The committee formed last week by the president Abdel-Fattah El-Sisi to review the cases of Egyptian youth detainees said on Wednesday that the final list it would send to the president for consideration would not include Muslim Brotherhood members.
Tarek El-Kholi, an MP and a member of the committee, told parliamentary reporters that the committee is currently discussing with the authorities on who could be included on the final list.
El-Kholi said the committee has not received any requests from the Brotherhood for the release of their detainees.
The committee will conclude its task by presenting the final list to El-Sisi on 20 November, El-Khouli added.
He explained that the committee has divided its final list into two groups.
The first group would include names of individuals who received final court verdicts. The names in this section will go to the Egyptian presidency as the sole authority entitled with pardoning detainees who have received a final verdict.
The second group includes detainees under precautionary detention especially minors or those suffering illnesses. However, since this second group does not qualify for a presidential pardon per current Egyptian law, El-Khouli said that the justice ministry could draft a new legislation allowing the president to issue a full pardon for those who have not yet received final verdicts.

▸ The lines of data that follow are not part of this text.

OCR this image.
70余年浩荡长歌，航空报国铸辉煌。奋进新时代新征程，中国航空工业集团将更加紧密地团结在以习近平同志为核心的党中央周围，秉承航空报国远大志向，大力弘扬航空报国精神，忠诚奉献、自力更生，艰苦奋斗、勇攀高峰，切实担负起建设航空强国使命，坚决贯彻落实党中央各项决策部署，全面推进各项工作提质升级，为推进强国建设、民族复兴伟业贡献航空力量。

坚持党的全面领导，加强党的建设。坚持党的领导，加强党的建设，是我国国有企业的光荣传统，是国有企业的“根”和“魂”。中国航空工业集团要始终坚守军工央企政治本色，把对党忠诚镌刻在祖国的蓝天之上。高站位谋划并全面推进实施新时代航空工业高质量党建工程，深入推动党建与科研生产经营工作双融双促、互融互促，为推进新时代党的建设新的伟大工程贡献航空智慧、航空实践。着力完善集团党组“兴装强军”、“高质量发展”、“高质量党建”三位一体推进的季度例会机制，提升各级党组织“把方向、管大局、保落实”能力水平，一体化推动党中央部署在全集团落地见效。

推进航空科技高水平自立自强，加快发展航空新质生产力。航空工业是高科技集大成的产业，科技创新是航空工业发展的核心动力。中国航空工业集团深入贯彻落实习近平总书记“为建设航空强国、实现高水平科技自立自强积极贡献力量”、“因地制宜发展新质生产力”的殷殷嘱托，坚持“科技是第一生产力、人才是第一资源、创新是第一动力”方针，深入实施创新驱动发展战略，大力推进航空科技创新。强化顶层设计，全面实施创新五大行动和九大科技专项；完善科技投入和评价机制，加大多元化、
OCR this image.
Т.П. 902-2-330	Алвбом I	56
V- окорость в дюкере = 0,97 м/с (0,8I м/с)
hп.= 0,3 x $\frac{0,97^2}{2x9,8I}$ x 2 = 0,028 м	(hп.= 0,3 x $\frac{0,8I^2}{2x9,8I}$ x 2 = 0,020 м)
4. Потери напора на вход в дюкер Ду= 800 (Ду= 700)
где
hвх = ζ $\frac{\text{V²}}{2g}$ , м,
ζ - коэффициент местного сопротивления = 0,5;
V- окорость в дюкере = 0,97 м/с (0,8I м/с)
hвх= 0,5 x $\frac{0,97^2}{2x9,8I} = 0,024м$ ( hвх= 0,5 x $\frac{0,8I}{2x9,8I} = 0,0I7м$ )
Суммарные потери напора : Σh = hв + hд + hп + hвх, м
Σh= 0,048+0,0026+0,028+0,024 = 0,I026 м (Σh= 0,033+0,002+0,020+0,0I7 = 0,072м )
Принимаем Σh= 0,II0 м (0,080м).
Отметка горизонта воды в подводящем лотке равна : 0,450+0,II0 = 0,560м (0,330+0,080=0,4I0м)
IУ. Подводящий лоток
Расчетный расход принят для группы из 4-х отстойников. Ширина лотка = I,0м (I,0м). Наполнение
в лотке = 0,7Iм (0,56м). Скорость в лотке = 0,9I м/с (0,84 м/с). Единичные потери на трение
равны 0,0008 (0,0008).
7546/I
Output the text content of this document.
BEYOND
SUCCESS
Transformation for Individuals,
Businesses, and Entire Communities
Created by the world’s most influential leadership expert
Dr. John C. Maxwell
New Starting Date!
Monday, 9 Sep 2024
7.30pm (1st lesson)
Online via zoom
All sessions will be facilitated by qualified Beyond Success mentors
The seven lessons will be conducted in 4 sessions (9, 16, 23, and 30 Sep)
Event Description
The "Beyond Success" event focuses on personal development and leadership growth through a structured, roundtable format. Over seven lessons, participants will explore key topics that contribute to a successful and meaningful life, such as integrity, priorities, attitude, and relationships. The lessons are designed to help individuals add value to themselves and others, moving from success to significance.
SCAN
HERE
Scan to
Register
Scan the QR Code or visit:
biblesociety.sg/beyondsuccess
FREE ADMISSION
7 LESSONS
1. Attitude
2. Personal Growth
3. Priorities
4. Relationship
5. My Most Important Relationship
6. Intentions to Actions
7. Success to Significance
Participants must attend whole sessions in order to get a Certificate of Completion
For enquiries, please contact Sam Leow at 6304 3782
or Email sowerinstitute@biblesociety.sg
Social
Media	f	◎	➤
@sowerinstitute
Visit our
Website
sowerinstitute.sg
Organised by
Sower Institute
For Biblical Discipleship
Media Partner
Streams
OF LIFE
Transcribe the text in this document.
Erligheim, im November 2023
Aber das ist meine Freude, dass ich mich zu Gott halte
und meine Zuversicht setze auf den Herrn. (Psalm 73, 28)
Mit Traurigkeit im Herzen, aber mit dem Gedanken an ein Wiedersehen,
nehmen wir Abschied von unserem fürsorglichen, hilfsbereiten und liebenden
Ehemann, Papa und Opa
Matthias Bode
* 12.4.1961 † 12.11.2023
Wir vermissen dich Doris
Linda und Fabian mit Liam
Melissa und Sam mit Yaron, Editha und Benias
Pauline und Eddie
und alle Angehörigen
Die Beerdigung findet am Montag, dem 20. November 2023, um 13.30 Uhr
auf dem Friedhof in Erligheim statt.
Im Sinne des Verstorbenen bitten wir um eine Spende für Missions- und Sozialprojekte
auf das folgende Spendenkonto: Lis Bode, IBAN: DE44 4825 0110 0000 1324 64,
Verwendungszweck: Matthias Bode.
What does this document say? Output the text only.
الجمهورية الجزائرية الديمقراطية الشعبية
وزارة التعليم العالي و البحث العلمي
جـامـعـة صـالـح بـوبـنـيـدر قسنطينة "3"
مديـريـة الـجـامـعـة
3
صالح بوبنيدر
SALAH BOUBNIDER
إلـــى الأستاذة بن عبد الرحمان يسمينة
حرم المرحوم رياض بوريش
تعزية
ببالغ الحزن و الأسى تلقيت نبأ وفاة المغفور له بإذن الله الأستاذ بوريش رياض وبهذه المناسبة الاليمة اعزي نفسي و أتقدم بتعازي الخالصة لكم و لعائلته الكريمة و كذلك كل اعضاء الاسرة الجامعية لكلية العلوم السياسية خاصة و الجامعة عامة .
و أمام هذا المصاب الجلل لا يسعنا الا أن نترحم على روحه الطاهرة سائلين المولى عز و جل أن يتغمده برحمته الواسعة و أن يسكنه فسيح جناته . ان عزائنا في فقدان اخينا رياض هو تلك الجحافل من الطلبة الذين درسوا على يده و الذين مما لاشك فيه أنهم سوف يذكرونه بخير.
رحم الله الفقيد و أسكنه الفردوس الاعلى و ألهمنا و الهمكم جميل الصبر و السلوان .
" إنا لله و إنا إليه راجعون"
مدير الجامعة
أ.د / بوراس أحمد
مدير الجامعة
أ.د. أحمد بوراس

The committee to review the cases of Egyptian youth detainees was first proposed by President Abdel-Fattah El-Sisi during the National Youth Conference held in Sharm El-Sheikh in late October, and was tasked with reviewing the cases of young people held in detention.
The committee includes five members: prominent politician and member of Free Egyptians Party Osama El-Ghazaly Harb, writer Nashwa El-Houfy, MP Tarek El-Kholy, National Council for Human Rights member Mohamed Abdel Aziz, and Karim El-Sakka, a former member of President Abdel-Fattah El-Sisi's electoral campaign.
The only presidential pardon issued came in September 2015, and led to the release of 100 prisoners, including tens who were convicted of breaking the controversial protest law in the November 2013 Shura Council demonstration case and the January 2014 Ittihadiya demonstration case.
The government has designated the Muslim Brotherhood a terrorist organization in late 2013 after a series of deadly attacks by supporters of ousted president Mohamed Morsi on security forces.
Thousands of Brotherhood members and other Morsi supporters have been convicted and received jail sentences on various criminal charges. Hundreds of non-Islamists have also been detained or face trial for mainly breaking the protest law.